I assume many solutions failed on updating v. When you take a character (s1[a]==s2[b]), it is not enough to check if (virus[v]==s1[a]) and then either increase v or set it to 0. Instead, you must do something very similar to Knuth Morris Prat, i.e. there might be a smaller prefix of virus present in the new subsequence (i.e. the new v value may be smaller than the old one, but not 0). See my code in the practice room for details if you like.
4519236
Hacked by this test:
4520203
Accepted but wrong output for same test. I think CF should add hack tests to final tests like TC.
Problem A (Div 2): why "lexicographically smaller"? Simply "smaller".
When will we get Editorials for this Round? Nice Problem Set :)

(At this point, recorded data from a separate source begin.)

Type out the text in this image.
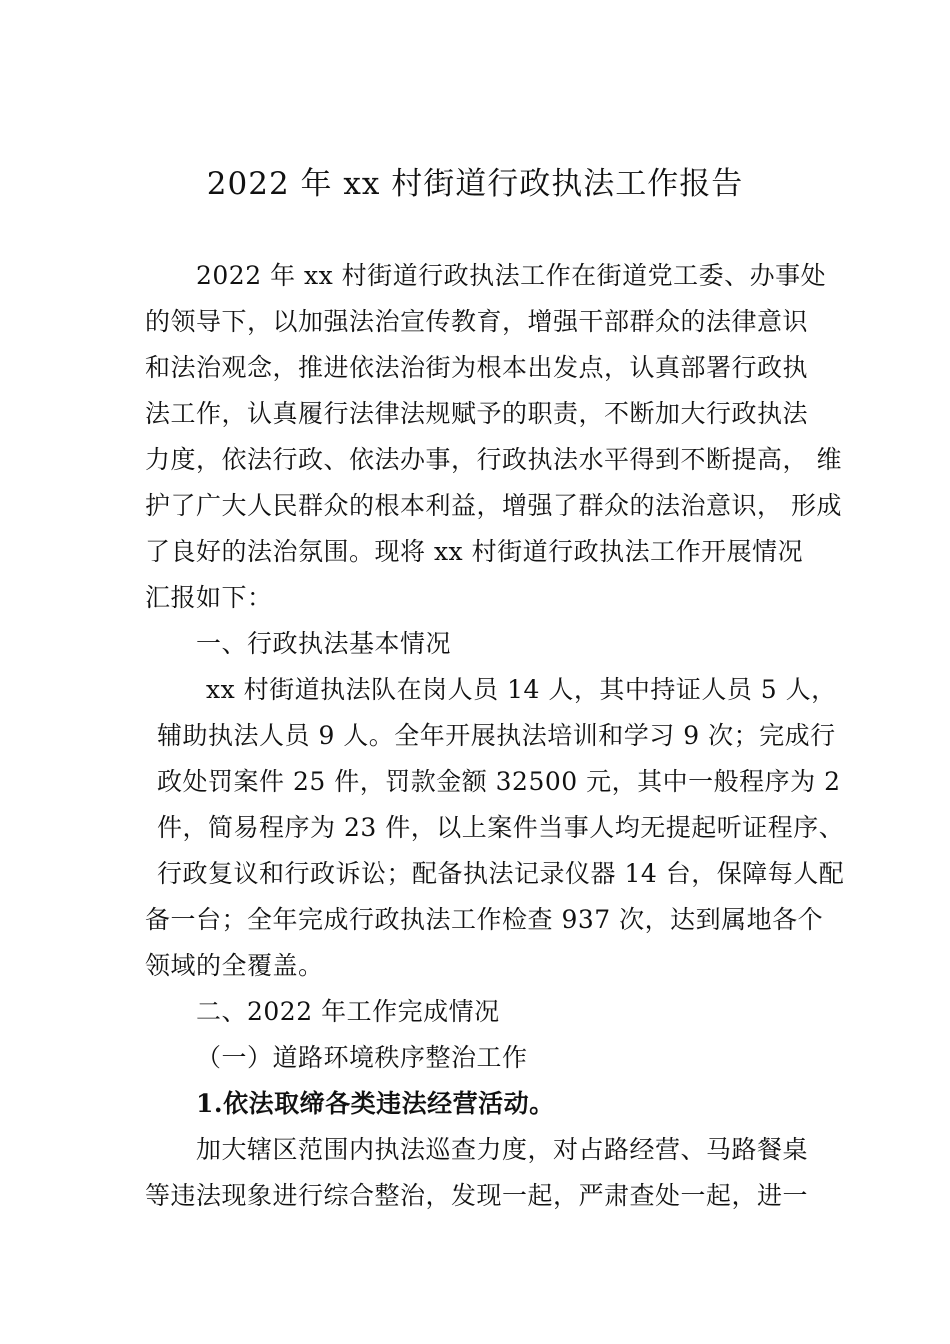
2022 年 xx 村街道行政执法工作报告
2022 年 xx 村街道行政执法工作在街道党工委、办事处
的领导下，以加强法治宣传教育，增强干部群众的法律意识
和法治观念，推进依法治街为根本出发点，认真部署行政执
法工作，认真履行法律法规赋予的职责，不断加大行政执法
力度，依法行政、依法办事，行政执法水平得到不断提高， 维
护了广大人民群众的根本利益，增强了群众的法治意识， 形成
了良好的法治氛围。现将 xx 村街道行政执法工作开展情况
汇报如下：
一、行政执法基本情况
xx 村街道执法队在岗人员 14 人，其中持证人员 5 人，
辅助执法人员 9 人。全年开展执法培训和学习 9 次；完成行
政处罚案件 25 件，罚款金额 32500 元，其中一般程序为 2
件，简易程序为 23 件，以上案件当事人均无提起听证程序、
行政复议和行政诉讼；配备执法记录仪器 14 台，保障每人配
备一台；全年完成行政执法工作检查 937 次，达到属地各个
领域的全覆盖。
二、2022 年工作完成情况
（一）道路环境秩序整治工作
1.依法取缔各类违法经营活动。
加大辖区范围内执法巡查力度，对占路经营、马路餐桌
等违法现象进行综合整治，发现一起，严肃查处一起，进一
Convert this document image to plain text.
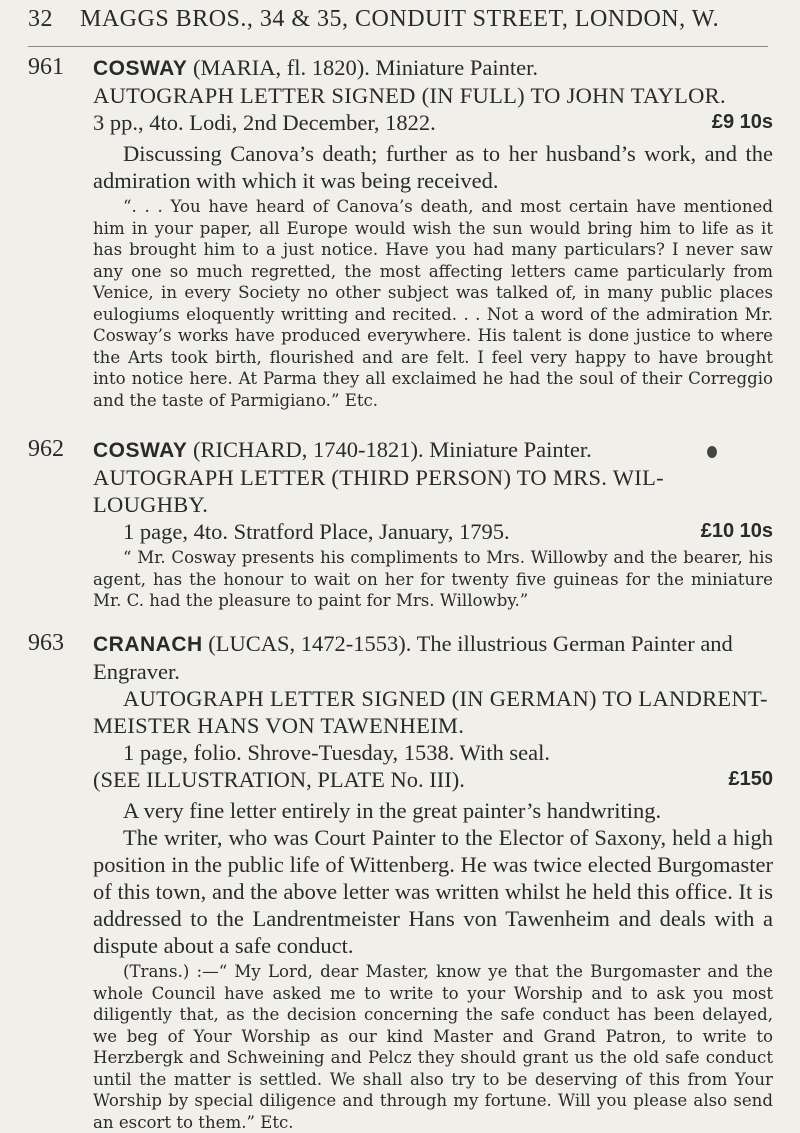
32 MAGGS BROS., 34 & 35, CONDUIT STREET, LONDON, W.
961 COSWAY (MARIA, fl. 1820). Miniature Painter.
AUTOGRAPH LETTER SIGNED (IN FULL) TO JOHN TAYLOR.
3 pp., 4to. Lodi, 2nd December, 1822.	£9 10s
Discussing Canova’s death; further as to her husband’s work, and the admiration with which it was being received.
“. . . You have heard of Canova’s death, and most certain have mentioned him in your paper, all Europe would wish the sun would bring him to life as it has brought him to a just notice. Have you had many particulars? I never saw any one so much regretted, the most affecting letters came particularly from Venice, in every Society no other subject was talked of, in many public places eulogiums eloquently writting and recited. . . Not a word of the admiration Mr. Cosway’s works have produced everywhere. His talent is done justice to where the Arts took birth, flourished and are felt. I feel very happy to have brought into notice here. At Parma they all exclaimed he had the soul of their Correggio and the taste of Parmigiano.” Etc.
962 COSWAY (RICHARD, 1740-1821). Miniature Painter.
AUTOGRAPH LETTER (THIRD PERSON) TO MRS. WIL-
LOUGHBY.
1 page, 4to. Stratford Place, January, 1795.	£10 10s
“ Mr. Cosway presents his compliments to Mrs. Willowby and the bearer, his agent, has the honour to wait on her for twenty five guineas for the miniature Mr. C. had the pleasure to paint for Mrs. Willowby.”
963 CRANACH (LUCAS, 1472-1553). The illustrious German Painter and
Engraver.
AUTOGRAPH LETTER SIGNED (IN GERMAN) TO LANDRENT-
MEISTER HANS VON TAWENHEIM.
1 page, folio. Shrove-Tuesday, 1538. With seal.
(SEE ILLUSTRATION, PLATE No. III).	£150
A very fine letter entirely in the great painter’s handwriting.
The writer, who was Court Painter to the Elector of Saxony, held a high position in the public life of Wittenberg. He was twice elected Burgomaster of this town, and the above letter was written whilst he held this office. It is addressed to the Landrentmeister Hans von Tawenheim and deals with a dispute about a safe conduct.
(Trans.) :—“ My Lord, dear Master, know ye that the Burgomaster and the whole Council have asked me to write to your Worship and to ask you most diligently that, as the decision concerning the safe conduct has been delayed, we beg of Your Worship as our kind Master and Grand Patron, to write to Herzbergk and Schweining and Pelcz they should grant us the old safe conduct until the matter is settled. We shall also try to be deserving of this from Your Worship by special diligence and through my fortune. Will you please also send an escort to them.” Etc.
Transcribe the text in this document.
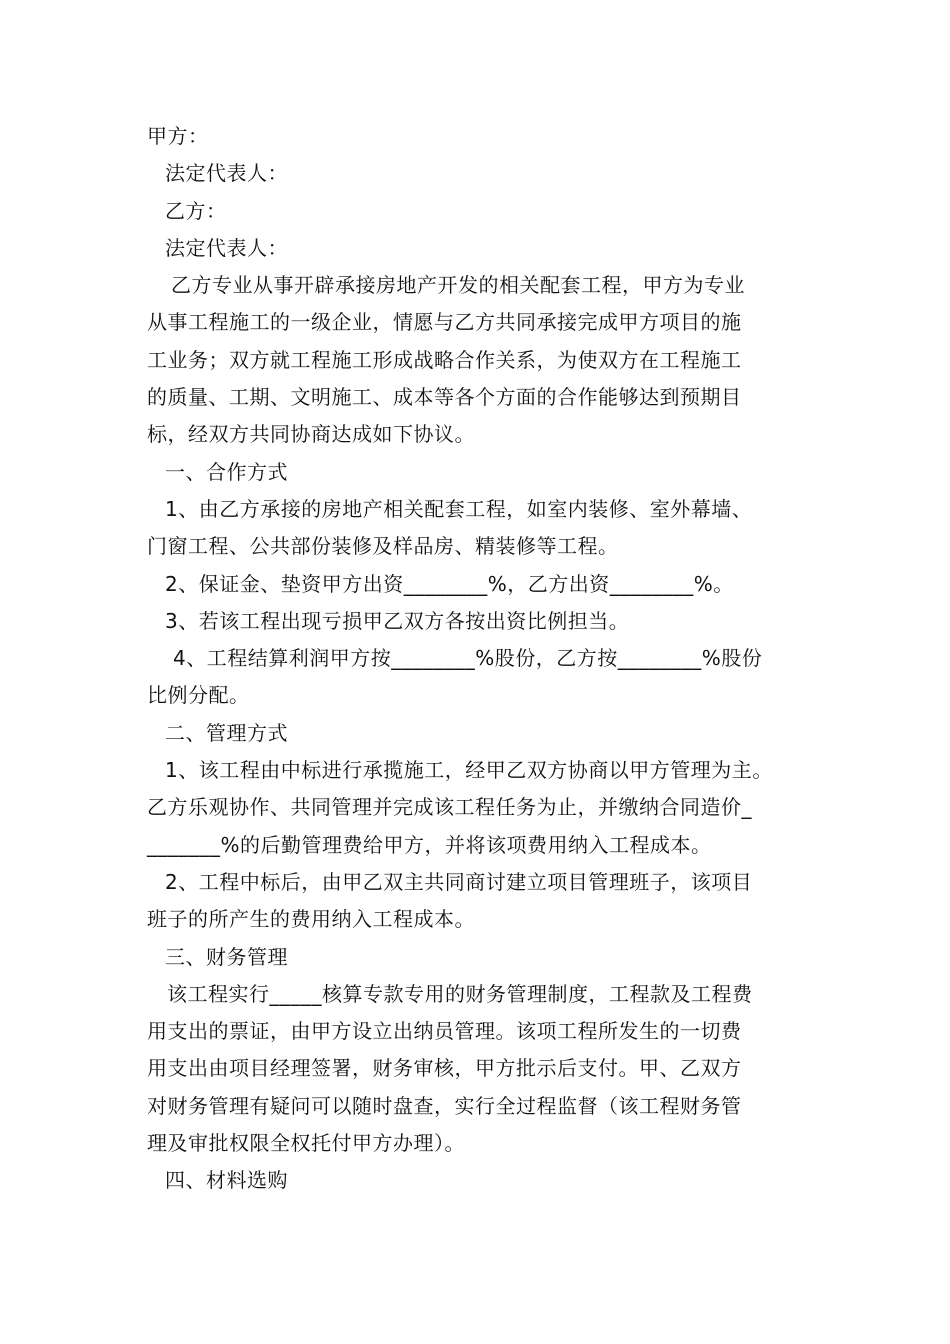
甲方：
法定代表人：
乙方：
法定代表人：
乙方专业从事开辟承接房地产开发的相关配套工程，甲方为专业
从事工程施工的一级企业，情愿与乙方共同承接完成甲方项目的施
工业务；双方就工程施工形成战略合作关系，为使双方在工程施工
的质量、工期、文明施工、成本等各个方面的合作能够达到预期目
标，经双方共同协商达成如下协议。
一、合作方式
1、由乙方承接的房地产相关配套工程，如室内装修、室外幕墙、
门窗工程、公共部份装修及样品房、精装修等工程。
2、保证金、垫资甲方出资________%，乙方出资________%。
3、若该工程出现亏损甲乙双方各按出资比例担当。
4、工程结算利润甲方按________%股份，乙方按________%股份
比例分配。
二、管理方式
1、该工程由中标进行承揽施工，经甲乙双方协商以甲方管理为主。
乙方乐观协作、共同管理并完成该工程任务为止，并缴纳合同造价_
_______%的后勤管理费给甲方，并将该项费用纳入工程成本。
2、工程中标后，由甲乙双主共同商讨建立项目管理班子，该项目
班子的所产生的费用纳入工程成本。
三、财务管理
该工程实行_____核算专款专用的财务管理制度，工程款及工程费
用支出的票证，由甲方设立出纳员管理。该项工程所发生的一切费
用支出由项目经理签署，财务审核，甲方批示后支付。甲、乙双方
对财务管理有疑问可以随时盘查，实行全过程监督（该工程财务管
理及审批权限全权托付甲方办理）。
四、材料选购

it's up now http://mirror.codeforces.com/blog/entry/8903
What deceptive pretests... originally accepting my brute force on E xD
This round was so good. "The problems are not so hard, but you need more thinking rather than coding" was true. Thanks for the setters :D
can somebody expain how to use KMP for tracing virus growth in DIV2 Problem-D
Когда выйдет разбор?
разбор/editorial на английском правда
not necesary at all , naive string matcing O(N ^ 3 * 26) for this problem , which is fast enough:)
can you explain how to define third dimension in dp corresponding to virus string
dp[i][j][k] , we'are at 'i' in string1 and 'j' in string2 and soltuion string has suffix with maximum lenght k , such that prefix of virus.
It was very intersting! Thanks!
The robot is so cute, isn't it?
I love this competition。